L’eredità tramandata dagli Apostoli è stata vissuta dalle nostre Chiese secondo forme e modalità diverse, e ha avuto uno sviluppo differente secondo il carattere e le situazioni di vita proprie di ognuna (cf. Ivi 14). Questo ha portato a differenti espressioni liturgiche, disciplinari e teologiche; in se stesse, finché questa varietà è complementare invece che contraddittoria, queste differenti espressioni sono un arricchimento per la vita e la missione della Chiesa tra le nazioni (cf. Ivi 14-17). Perciò l’unità di fede è arricchita dal particolare contributo culturale e spirituale di ogni popolo e di ogni Chiesa locale.

I contatti che abbiamo ristabilito ci danno ora la possibilità di riscoprire la profonda e vera realtà di questa esistente unità. Anche le reali divergenze tra di noi sono viste ora più chiaramente man mano che le liberiamo dai tanti elementi secondari che derivano da ambiguità di linguaggio.

Questo processo richiede – e ciò e indispensabile – che incrementiamo i nostri contatti diretti e sviluppiamo la nostra reciproca conoscenza. Le conversazioni teologiche e il dialogo renderanno un contributo essenziale alla chiarificazione ed alla definitiva risoluzione delle questioni aperte, con uno sguardo rivolto alla piena riconciliazione. La Chiesa cattolica è pronta ad iniziare tali contatti diretti per la ricerca della piena unità e a fare tutto ciò che le è possibile, in armonia con le altre Chiese, per proseguire in questa ricerca che corrisponde, senza dubbio, a ciò che Dio vuole per la sua Chiesa.

Nel processo verso la piena unità e necessario favorire contatti di vita tra le varie comunità, e farlo a diversi livelli così da coinvolgere tutti coloro che compongono la vita della Chiesa nei suoi molteplici aspetti. In verità una mutua collaborazione disinteressata e cordiale sostenuta dalla comune preghiera può contribuire non solo a cancellare amare memorie del passato, ma anche al consolidamento delle nostre relazioni presenti e alla crescita verso una piena unità. A questo proposito vorrei assicurarvi del desiderio della Chiesa cattolica di Etiopia di pregare e di lavorare, in uno spirito di amore fraterno, per raggiungere quel traguardo e, nello stesso tempo, di fare esperienza, quale dono dello Spirito Santo, di alcuni dei benefici della unita cristiana.
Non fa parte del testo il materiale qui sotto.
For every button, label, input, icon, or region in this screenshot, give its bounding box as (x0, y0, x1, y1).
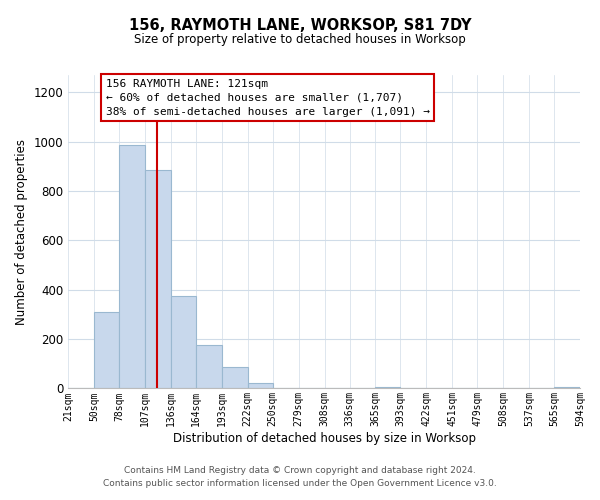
Bar (248, 384, 273, 388)
Text: 156, RAYMOTH LANE, WORKSOP, S81 7DY: 156, RAYMOTH LANE, WORKSOP, S81 7DY (129, 18, 471, 32)
Text: 156 RAYMOTH LANE: 121sqm
← 60% of detached houses are smaller (1,707)
38% of sem: 156 RAYMOTH LANE: 121sqm ← 60% of detach… (106, 78, 430, 116)
Bar (222, 368, 248, 388)
Text: Contains HM Land Registry data © Crown copyright and database right 2024.
Contai: Contains HM Land Registry data © Crown c… (103, 466, 497, 487)
Y-axis label: Number of detached properties: Number of detached properties (15, 138, 28, 324)
Bar (554, 387, 580, 388)
Bar (94, 312, 119, 388)
Bar (171, 296, 196, 388)
Bar (145, 170, 171, 388)
Bar (376, 387, 400, 388)
Bar (119, 146, 145, 388)
X-axis label: Distribution of detached houses by size in Worksop: Distribution of detached houses by size … (173, 432, 476, 445)
Bar (196, 345, 222, 389)
Text: Size of property relative to detached houses in Worksop: Size of property relative to detached ho… (134, 32, 466, 46)
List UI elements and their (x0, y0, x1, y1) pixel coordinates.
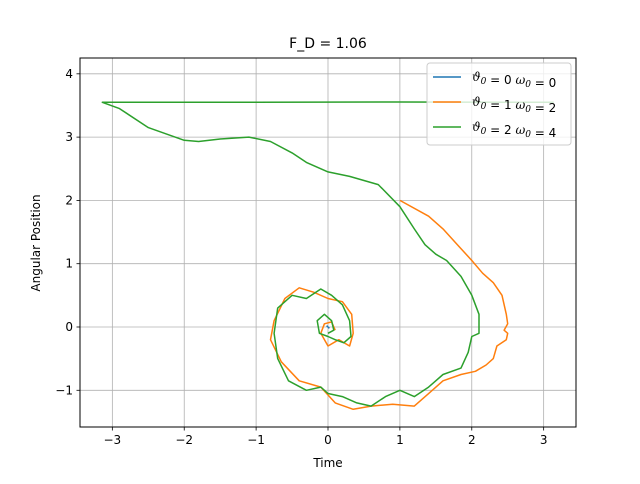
x-tick-label: 0 (324, 433, 332, 447)
series-line-1 (326, 325, 330, 329)
x-tick-label: −1 (247, 433, 265, 447)
x-tick-label: 2 (468, 433, 476, 447)
grid (80, 58, 576, 427)
y-tick-label: 3 (65, 130, 73, 144)
ticks: −3 −2 −1 0 1 2 3 −1 0 1 2 3 4 (55, 67, 547, 447)
legend-label-3: ϑ0 = 2 ω0 = 4 (472, 120, 556, 140)
y-tick-label: 2 (65, 193, 73, 207)
legend-box (426, 62, 572, 146)
x-tick-label: −3 (103, 433, 121, 447)
y-axis-label: Angular Position (29, 194, 43, 291)
y-tick-label: 4 (65, 67, 73, 81)
chart-title: F_D = 1.06 (289, 36, 367, 52)
y-tick-label: −1 (55, 383, 73, 397)
x-tick-label: 3 (540, 433, 548, 447)
legend-label-2: ϑ0 = 1 ω0 = 2 (472, 95, 556, 115)
x-tick-label: −2 (175, 433, 193, 447)
legend-label-1: ϑ0 = 0 ω0 = 0 (472, 70, 556, 90)
x-axis-label: Time (312, 456, 342, 470)
y-tick-label: 1 (65, 257, 73, 271)
series-line-2 (269, 199, 509, 411)
legend: ϑ0 = 0 ω0 = 0 ϑ0 = 1 ω0 = 2 ϑ0 = 2 ω0 = 4 (426, 62, 572, 146)
y-tick-label: 0 (65, 320, 73, 334)
x-tick-label: 1 (396, 433, 404, 447)
series-line-3 (101, 101, 554, 407)
series-layer (101, 101, 554, 411)
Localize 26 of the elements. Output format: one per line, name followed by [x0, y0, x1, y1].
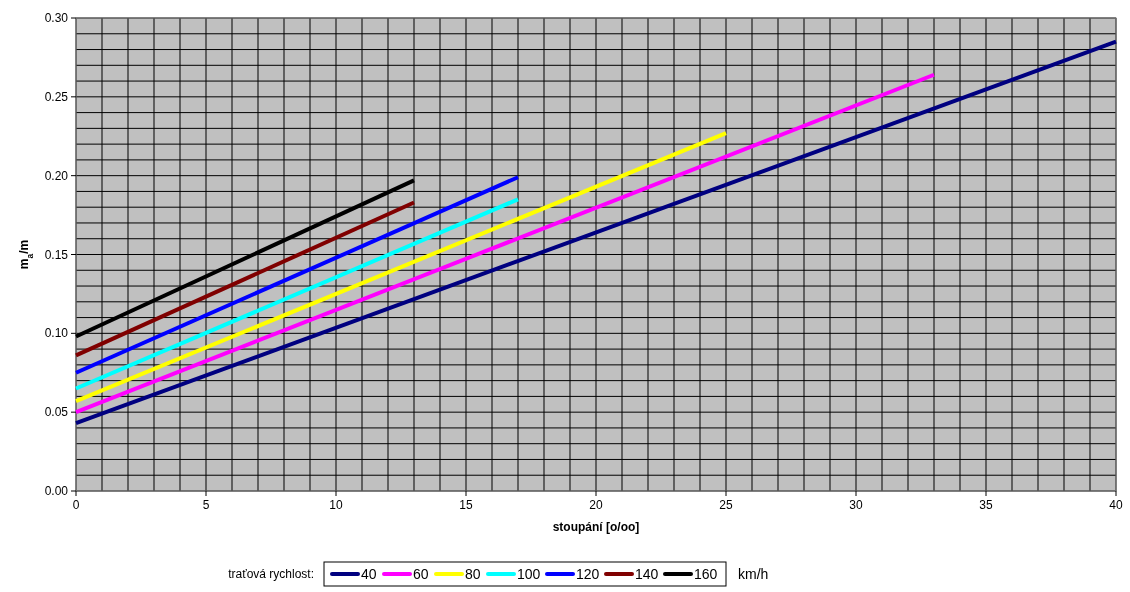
x-tick-label: 30 [849, 498, 863, 512]
legend-label: 160 [694, 566, 718, 582]
x-tick-label: 20 [589, 498, 603, 512]
y-tick-label: 0.25 [44, 89, 69, 104]
legend-label: 40 [361, 566, 377, 582]
y-tick-label: 0.20 [44, 168, 69, 183]
legend-label: 100 [517, 566, 541, 582]
y-tick-label: 0.05 [44, 405, 69, 420]
legend-label: 140 [635, 566, 659, 582]
y-tick-label: 0.30 [44, 11, 69, 25]
legend-label: 60 [413, 566, 429, 582]
x-tick-label: 40 [1109, 498, 1123, 512]
y-tick-label: 0.00 [44, 484, 69, 498]
x-axis-title: stoupání [o/oo] [552, 520, 640, 534]
y-tick-label: 0.15 [44, 247, 69, 262]
x-tick-label: 10 [329, 498, 343, 512]
legend-label: 120 [576, 566, 600, 582]
text: km/h [738, 566, 769, 582]
x-tick-label: 35 [979, 498, 993, 512]
x-tick-label: 0 [72, 498, 80, 512]
x-tick-label: 25 [719, 498, 733, 512]
y-tick-label: 0.10 [44, 326, 69, 341]
x-tick-label: 15 [459, 498, 473, 512]
legend-label: 80 [465, 566, 481, 582]
legend-title: traťová rychlost: [228, 567, 314, 581]
x-tick-label: 5 [202, 498, 210, 512]
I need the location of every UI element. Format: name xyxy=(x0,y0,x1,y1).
Oggi l’unità dei cristiani è più urgente che mai, sia per la vita interna della Chiesa che per la sua opera di evangelizzazione del mondo moderno. Tra i cambiamenti attuali di cui l’umanità sta facendo esperienza, la testimonianza unita e comune di tutti i cristiani può essere lo strumento di una più efficace proclamazione del Vangelo e anche un attivo contributo alla riconciliazione tra i popoli e alla pace del mondo.

Vostra Santità, mentre esprimo i pensieri che mi vengono spontanei in occasione della vostra gradita visita a Roma, desidero assicurarvi dei miei sentimenti di fraternità e di solidarietà con tutta la Chiesa di Etiopia alla quale presiedete ed affermare che la Chiesa cattolica è pronta a stabilire sempre più stretti contatti e a impegnarsi a quel più profondo dialogo che, favorito e sostenuto dalla preghiera, contribuirà a costruire l’unità voluta dal nostro Signore e Salvatore Gesù Cristo.

Per vostro tramite saluto tutto il popolo di Etiopia e offro i miei migliori auguri per una società pacifica e costruttiva e per una fruttuosa prosperità.